Fascinating Gibraltar: Mysteries of a Mediterranean beauty

Square
The rock of Gibraltar, seen from the sea
The rock in all its splendor

As things are, I am probably the only person I know who has been to both Gibraltar and the Falkland islands. These two special places have one interesting thing in common: they are much contested UK territories outside of the UK, people are bilingual Spanish-English in both of them, and they seem to have a strong national sentiment, which I suspect relates more to being Gibraltarian or Falklandian, rather than to being British.

I came to Gibraltar already 13 years ago today, looking for locations for a film I had been writing for my beloved friend, Spanish actress Angela Molina. As things turned out, I never made that film, but my visits with Angela and her beautiful family in Madrid and my little Gibraltar séjour were well worth my trouble.

Before coming to Gibraltar, I had come in contact with CLIVE FINLAYSON, director of the Gibraltar Museum and, I would soon find out, a charming, fascinating man.

My film was to be set in Gibraltar because of two historical occurrences, Neanderthals in Gibraltar and soem obscure sabotage attempts by the Argentinean military, using political prisoners as suicidal diver-bombers during the Falklands war. The latter had supposedly undergone some brain re-programming process, and were under thought-control, not performing the attacks (which ultimately failed) of their own free will. The plot was about a girl who uncovered her real father´s dramatic past as one of the suicide bombers, while researching about Neanderthals in Gibraltar.

Gorham´s cave, a Neanderthal haven

As for the war event, there wasn´t much to be researched in present day Gibraltar, at least not much that anyone was willing to talk about, but I found the history of Neanderthals in Gibraltar fascinating, not to mention that the main Neanderthal site, namely, GORHAM´s CAVE, was one of the most beautiful places I had ever seen.

I stayed at a hotel owned by Danes, who would talk Danish to each other in front of me, most likely about me, just to annoy me, making jokes like Corean manicurists in a Seinfeld episode. I didn´t much take to the two young, rude, Danes.

On the other hand, I received the most fabulous welcome from Clive and his smart and delightful wife Geraldine, who introduced me to the Governor of Gibraltar at a lovely party they were kind enough to invite me to.

Gibraltar Neanderthals lived long after Neanderthals were extinct everywhere else in the world, and research about them has indicated that they were much more sophisticated and advanced than scientists initially believed.
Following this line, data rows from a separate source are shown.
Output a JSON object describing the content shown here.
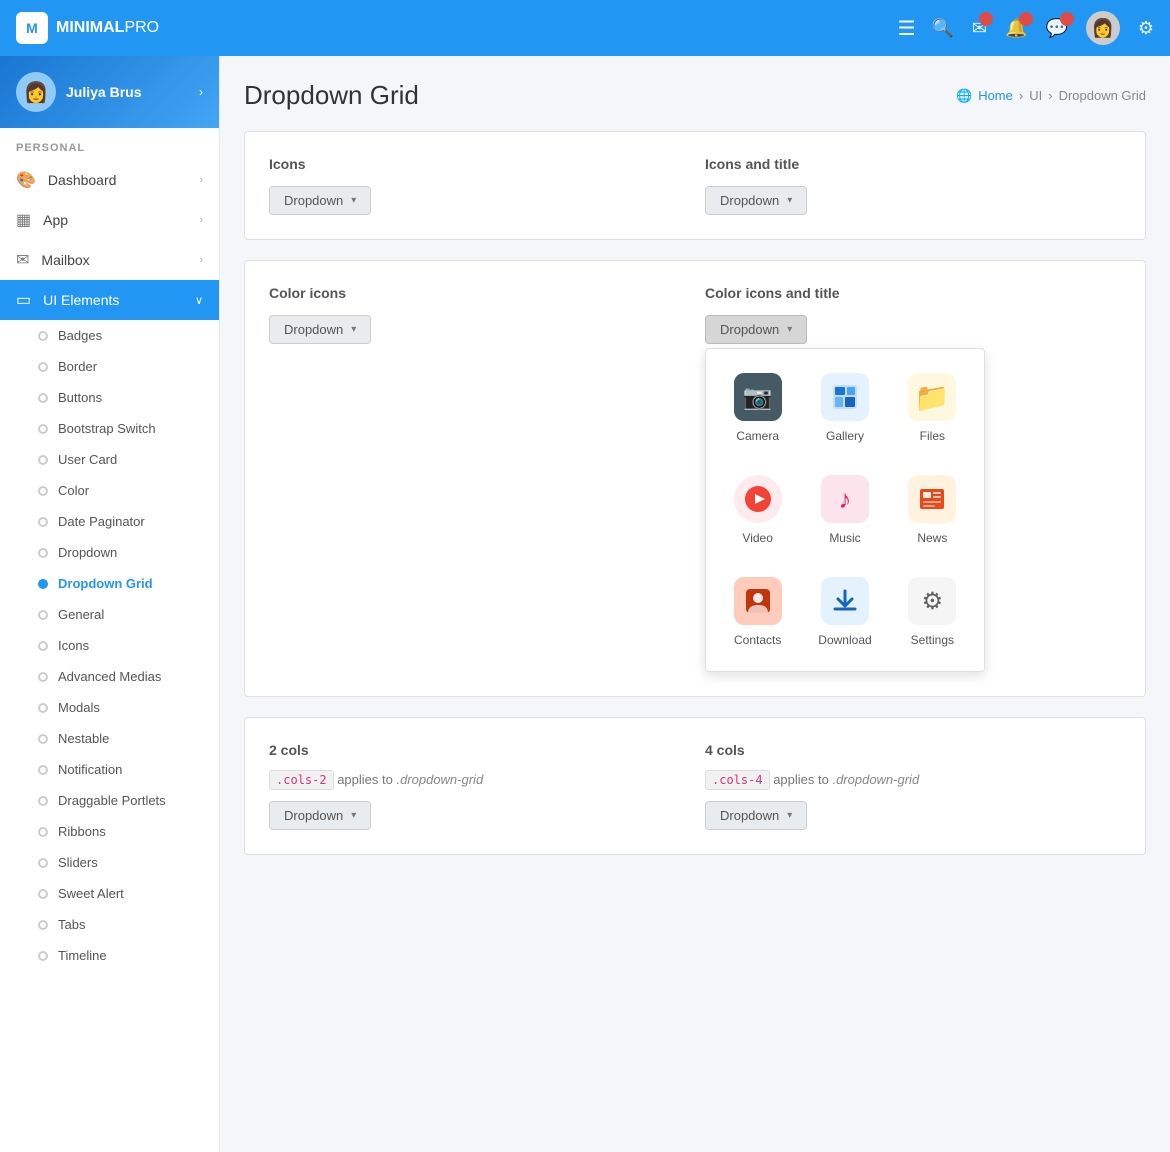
{
  "app": {
    "name_bold": "MINIMAL",
    "name_light": "PRO"
  },
  "navbar": {
    "hamburger_label": "☰",
    "icons": [
      {
        "name": "search-icon",
        "glyph": "🔍",
        "badge": false
      },
      {
        "name": "mail-icon",
        "glyph": "✉",
        "badge": true
      },
      {
        "name": "bell-icon",
        "glyph": "🔔",
        "badge": true
      },
      {
        "name": "chat-icon",
        "glyph": "💬",
        "badge": true
      }
    ],
    "avatar_glyph": "👤",
    "settings_glyph": "⚙"
  },
  "sidebar": {
    "user": {
      "name": "Juliya Brus",
      "avatar_glyph": "👩"
    },
    "section_label": "PERSONAL",
    "nav_items": [
      {
        "id": "dashboard",
        "label": "Dashboard",
        "icon": "🎨",
        "has_chevron": true,
        "active": false
      },
      {
        "id": "app",
        "label": "App",
        "icon": "▦",
        "has_chevron": true,
        "active": false
      },
      {
        "id": "mailbox",
        "label": "Mailbox",
        "icon": "✉",
        "has_chevron": true,
        "active": false
      },
      {
        "id": "ui-elements",
        "label": "UI Elements",
        "icon": "▭",
        "has_chevron": true,
        "active": true
      }
    ],
    "sub_items": [
      {
        "id": "badges",
        "label": "Badges",
        "active": false
      },
      {
        "id": "border",
        "label": "Border",
        "active": false
      },
      {
        "id": "buttons",
        "label": "Buttons",
        "active": false
      },
      {
        "id": "bootstrap-switch",
        "label": "Bootstrap Switch",
        "active": false
      },
      {
        "id": "user-card",
        "label": "User Card",
        "active": false
      },
      {
        "id": "color",
        "label": "Color",
        "active": false
      },
      {
        "id": "date-paginator",
        "label": "Date Paginator",
        "active": false
      },
      {
        "id": "dropdown",
        "label": "Dropdown",
        "active": false
      },
      {
        "id": "dropdown-grid",
        "label": "Dropdown Grid",
        "active": true
      },
      {
        "id": "general",
        "label": "General",
        "active": false
      },
      {
        "id": "icons",
        "label": "Icons",
        "active": false
      },
      {
        "id": "advanced-medias",
        "label": "Advanced Medias",
        "active": false
      },
      {
        "id": "modals",
        "label": "Modals",
        "active": false
      },
      {
        "id": "nestable",
        "label": "Nestable",
        "active": false
      },
      {
        "id": "notification",
        "label": "Notification",
        "active": false
      },
      {
        "id": "draggable-portlets",
        "label": "Draggable Portlets",
        "active": false
      },
      {
        "id": "ribbons",
        "label": "Ribbons",
        "active": false
      },
      {
        "id": "sliders",
        "label": "Sliders",
        "active": false
      },
      {
        "id": "sweet-alert",
        "label": "Sweet Alert",
        "active": false
      },
      {
        "id": "tabs",
        "label": "Tabs",
        "active": false
      },
      {
        "id": "timeline",
        "label": "Timeline",
        "active": false
      }
    ]
  },
  "page": {
    "title": "Dropdown Grid",
    "breadcrumb": [
      "Home",
      "UI",
      "Dropdown Grid"
    ]
  },
  "sections": [
    {
      "id": "icons",
      "title": "Icons",
      "dropdown_label": "Dropdown"
    },
    {
      "id": "icons-and-title",
      "title": "Icons and title",
      "dropdown_label": "Dropdown",
      "show_grid": false
    },
    {
      "id": "color-icons",
      "title": "Color icons",
      "dropdown_label": "Dropdown"
    },
    {
      "id": "color-icons-and-title",
      "title": "Color icons and title",
      "dropdown_label": "Dropdown",
      "show_grid": true
    }
  ],
  "dropdown_grid": {
    "items": [
      {
        "id": "camera",
        "label": "Camera",
        "icon": "📷",
        "color_class": "icon-camera"
      },
      {
        "id": "gallery",
        "label": "Gallery",
        "icon": "🖼",
        "color_class": "icon-gallery"
      },
      {
        "id": "files",
        "label": "Files",
        "icon": "📁",
        "color_class": "icon-files"
      },
      {
        "id": "video",
        "label": "Video",
        "icon": "▶",
        "color_class": "icon-video"
      },
      {
        "id": "music",
        "label": "Music",
        "icon": "♪",
        "color_class": "icon-music"
      },
      {
        "id": "news",
        "label": "News",
        "icon": "📰",
        "color_class": "icon-news"
      },
      {
        "id": "contacts",
        "label": "Contacts",
        "icon": "👤",
        "color_class": "icon-contacts"
      },
      {
        "id": "download",
        "label": "Download",
        "icon": "⬇",
        "color_class": "icon-download"
      },
      {
        "id": "settings",
        "label": "Settings",
        "icon": "⚙",
        "color_class": "icon-settings"
      }
    ]
  },
  "cols_sections": [
    {
      "id": "2cols",
      "title": "2 cols",
      "badge": ".cols-2",
      "applies_to": ".dropdown-grid",
      "dropdown_label": "Dropdown"
    },
    {
      "id": "4cols",
      "title": "4 cols",
      "badge": ".cols-4",
      "applies_to": ".dropdown-grid",
      "dropdown_label": "Dropdown"
    }
  ]
}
A visit to the Gibraltar Museum and Gorham´s Cave will provide a fascinating experience for anyone remotely interested in history, natural beauty and ultimately, humanity.

Another fascinating tour I did, thanks to Clive again, was that of the tunnels inside of the Gibraltar rock, and I also remember what a special moment it was to see the tip of Africa across the water from a panoramic point near a beautiful mosque that captured my fancy so much, that I wrote a poem about it.

Beach in Gibraltar
Catalan Bay

It´s been so long, memories probably get too blurry, but what I can say is that, even when it may not fit the category of affordable holidays, what with the exchange rate for British pounds and all, Gibraltar is one of those little places you will fall in love with. It has all the style and comfort of the UK, mixed with the warmth and joie de vivre of Southern Spain. Gibraltarians are half-Andalusians, and this is one thing you mustn´t forget. Most of them speak Spanish to each other at home  and in non-work environments, and there are even some words in the local version of English that are purely Gibraltarian, a mix of the queen´s English and the Andalusian turns of Castilian Spanish.

I remember seeing women in Andalusian-style, Arabic-heritage clothes crying out to each other from one end to the other of a street, in an accent that one might have heard on the streets of Seville, full of typical exclamations such as “Venga” and “Salero” and “mi niña,” etc. The very British garden cocktail party I attended, complete with Oscar Wilde´s cucumber sandwiches, combined with the image of this woman on the street make up the perfect picture of how I see Gibraltar in my mind, after the week I spent there.

This is, no doubt, one of the most fabulous places I have ever been. Back then, I had to take a plane to Malaga and then a very expensive cab to get there. Fortunately, if you are visiting today, you can get direct flights from Spain now, as well as from the UK.